Characteristic Features on Morphologic and Topographic Findings of Pulmonary Vein Orifices in Transition From Diastolic Dysfunction to Heart Failure: A Computerized Tomography Study

• Published in: Journal of cardiac failure Vol. 22; no. 4; pp. 316 - 320
• Main Authors: Hung, Sho-Ting, Yun, Chun-Ho, Wu, Tung-Hsin, Yang, Fei-Shih, Kuo, Jen-Yuan, Hung, Chung-Lieh, Hou, Charles Jia-Yin, Chang, Shun-Chuan, Fares, Anas, Nshisso, Lemba Dina, Cury, Ricardo C., Yeh, Hung-I., Bezerra, Hiram G.
• Format: Journal Article
• Language: English
• Published: United States Elsevier Inc 01.04.2016
• Subjects: Adult; Aged; Cardiovascular; Cohort Studies; Cross-Sectional Studies; Diastolic dysfunction; Disease Progression; Female; Heart Failure - diagnostic imaging; Heart Failure - physiopathology; heart failure with preserved ejection fraction (HFpEF); Humans; Male; Middle Aged; orifice areas; pulmonary vein; Pulmonary Veins - diagnostic imaging; Pulmonary Veins - physiopathology; Retrospective Studies; Tomography, X-Ray Computed; Ventricular Dysfunction, Left - diagnostic imaging; Ventricular Dysfunction, Left - physiopathology; Diastolic dysfunction; pulmonary vein; heart failure with preserved ejection fraction (HFpEF); orifice areas
• ISSN: 1071-9164; 1532-8414; 1532-8414
• DOI: 10.1016/j.cardfail.2015.12.019

•Morphologic descriptions of PVs in transition from DD to HF have been lacking.•We observed a graded enlargement of PV orifice areas from DD to HF.•Maximum LSPV and LIPV areas significantly increased clinical diagnosis of HFpEF.•CT-based PV measurements may help to identify subjects at risk for HF. Diastolic dysfunction (DD), a precursor to clinical heart failure (HF), has traditionally been evaluated by means of echocardiography. Data regarding morphologic descriptions of pulmonary vein (PV) orifices in transition from DD to HF have been lacking. We retrospectively studied 124 subjects with computerized tomography (CT)–derived PV parameters and echocardiography-derived diastolic indices.
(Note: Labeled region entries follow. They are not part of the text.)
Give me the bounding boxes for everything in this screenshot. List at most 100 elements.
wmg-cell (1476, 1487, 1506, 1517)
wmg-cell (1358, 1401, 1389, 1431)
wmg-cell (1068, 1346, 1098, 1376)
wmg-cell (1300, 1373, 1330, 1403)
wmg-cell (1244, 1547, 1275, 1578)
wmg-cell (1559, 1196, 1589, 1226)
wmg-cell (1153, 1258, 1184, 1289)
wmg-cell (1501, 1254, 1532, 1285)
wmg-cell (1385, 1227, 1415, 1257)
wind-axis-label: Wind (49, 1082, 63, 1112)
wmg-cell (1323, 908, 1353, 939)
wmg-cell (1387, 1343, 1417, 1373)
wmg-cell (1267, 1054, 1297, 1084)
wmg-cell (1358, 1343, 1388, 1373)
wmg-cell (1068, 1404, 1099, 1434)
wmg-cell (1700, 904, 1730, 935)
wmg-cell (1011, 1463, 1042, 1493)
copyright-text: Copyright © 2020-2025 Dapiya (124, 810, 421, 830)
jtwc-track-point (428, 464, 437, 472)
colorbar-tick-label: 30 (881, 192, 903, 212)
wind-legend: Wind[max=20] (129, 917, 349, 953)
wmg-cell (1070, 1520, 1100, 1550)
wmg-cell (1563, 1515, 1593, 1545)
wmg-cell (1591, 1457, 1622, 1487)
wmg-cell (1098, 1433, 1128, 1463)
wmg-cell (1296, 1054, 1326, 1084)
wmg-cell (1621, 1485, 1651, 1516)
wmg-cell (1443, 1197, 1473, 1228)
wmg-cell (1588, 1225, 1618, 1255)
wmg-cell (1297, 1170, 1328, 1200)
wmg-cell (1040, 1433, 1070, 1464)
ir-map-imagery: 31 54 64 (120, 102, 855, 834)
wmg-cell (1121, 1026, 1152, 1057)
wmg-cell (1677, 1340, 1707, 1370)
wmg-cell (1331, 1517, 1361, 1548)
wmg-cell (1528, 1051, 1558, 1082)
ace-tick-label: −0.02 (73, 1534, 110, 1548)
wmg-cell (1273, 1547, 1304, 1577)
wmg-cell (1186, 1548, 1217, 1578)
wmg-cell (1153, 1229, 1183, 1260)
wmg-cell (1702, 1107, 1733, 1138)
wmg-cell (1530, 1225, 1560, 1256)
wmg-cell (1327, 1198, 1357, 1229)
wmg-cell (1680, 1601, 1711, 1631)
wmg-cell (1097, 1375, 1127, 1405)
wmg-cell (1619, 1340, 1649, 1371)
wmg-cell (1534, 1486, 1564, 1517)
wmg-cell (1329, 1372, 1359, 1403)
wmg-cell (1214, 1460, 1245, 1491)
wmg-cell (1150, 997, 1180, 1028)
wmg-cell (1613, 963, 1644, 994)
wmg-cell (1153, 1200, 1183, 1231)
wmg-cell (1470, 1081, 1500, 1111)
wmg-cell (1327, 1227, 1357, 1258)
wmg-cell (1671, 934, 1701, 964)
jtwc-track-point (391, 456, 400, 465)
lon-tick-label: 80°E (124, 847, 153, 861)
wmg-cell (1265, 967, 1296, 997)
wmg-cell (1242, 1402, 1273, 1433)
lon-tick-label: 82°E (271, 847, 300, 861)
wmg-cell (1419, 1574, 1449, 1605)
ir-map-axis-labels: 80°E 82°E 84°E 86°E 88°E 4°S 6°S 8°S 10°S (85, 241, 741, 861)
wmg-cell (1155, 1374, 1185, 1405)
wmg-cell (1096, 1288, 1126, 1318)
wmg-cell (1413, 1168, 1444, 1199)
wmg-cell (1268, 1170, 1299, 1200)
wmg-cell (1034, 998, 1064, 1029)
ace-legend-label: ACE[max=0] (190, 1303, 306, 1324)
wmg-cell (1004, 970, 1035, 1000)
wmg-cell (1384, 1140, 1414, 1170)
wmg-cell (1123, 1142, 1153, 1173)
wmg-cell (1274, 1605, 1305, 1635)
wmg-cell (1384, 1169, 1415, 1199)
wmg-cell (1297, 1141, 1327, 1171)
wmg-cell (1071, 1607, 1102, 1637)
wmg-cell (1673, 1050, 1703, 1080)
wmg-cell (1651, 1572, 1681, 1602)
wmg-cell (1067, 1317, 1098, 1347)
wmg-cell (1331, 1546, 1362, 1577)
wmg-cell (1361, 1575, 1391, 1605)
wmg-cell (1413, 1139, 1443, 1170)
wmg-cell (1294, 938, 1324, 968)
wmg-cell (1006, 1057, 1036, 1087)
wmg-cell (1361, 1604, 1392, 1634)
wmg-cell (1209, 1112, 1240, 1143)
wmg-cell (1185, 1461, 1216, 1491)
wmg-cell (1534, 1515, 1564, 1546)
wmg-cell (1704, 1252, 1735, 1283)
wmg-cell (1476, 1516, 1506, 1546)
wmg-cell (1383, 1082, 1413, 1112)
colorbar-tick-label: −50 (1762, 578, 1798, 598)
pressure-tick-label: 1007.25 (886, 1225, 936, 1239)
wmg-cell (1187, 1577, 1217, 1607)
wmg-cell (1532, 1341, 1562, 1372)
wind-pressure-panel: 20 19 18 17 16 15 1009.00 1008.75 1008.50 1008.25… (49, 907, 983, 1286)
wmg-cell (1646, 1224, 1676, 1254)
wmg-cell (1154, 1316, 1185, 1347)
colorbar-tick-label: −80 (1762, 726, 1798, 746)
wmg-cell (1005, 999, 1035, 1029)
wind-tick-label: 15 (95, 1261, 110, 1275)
We categorized our subjects as 1) non-DD, 2) DD, or 3) heart failure with preserved ejection fraction (HFpEF) and observed a graded enlargement for 4 PV orifice areas across these groups. Positive linear relationship between the 4 PV orifice areas, echocardiography-derived mean pulmonary capillary wedge pressure (PCWP), and velocity of propagation (VP) were observed. Finally, maximum areas of left superior pulmonary vein (LSPV) and left inferior pulmonary vein (LIPV) significantly increased clinical diagnosis of HFpEF (likelihood-ratio χ2: from 42.92 to 50.75 and 54.67 for LSPV and LIPV, respectively) when superimposed on left ventricular mass index, PCWP, and left atrial volume. PV size measurements with the use of CT are feasible and further aid in diseases discrimination between preclinical DD and those progressed into HF, even with preserved global pumping. Our data suggest that CT-based PV measures may help to identify subjects at risk for HF.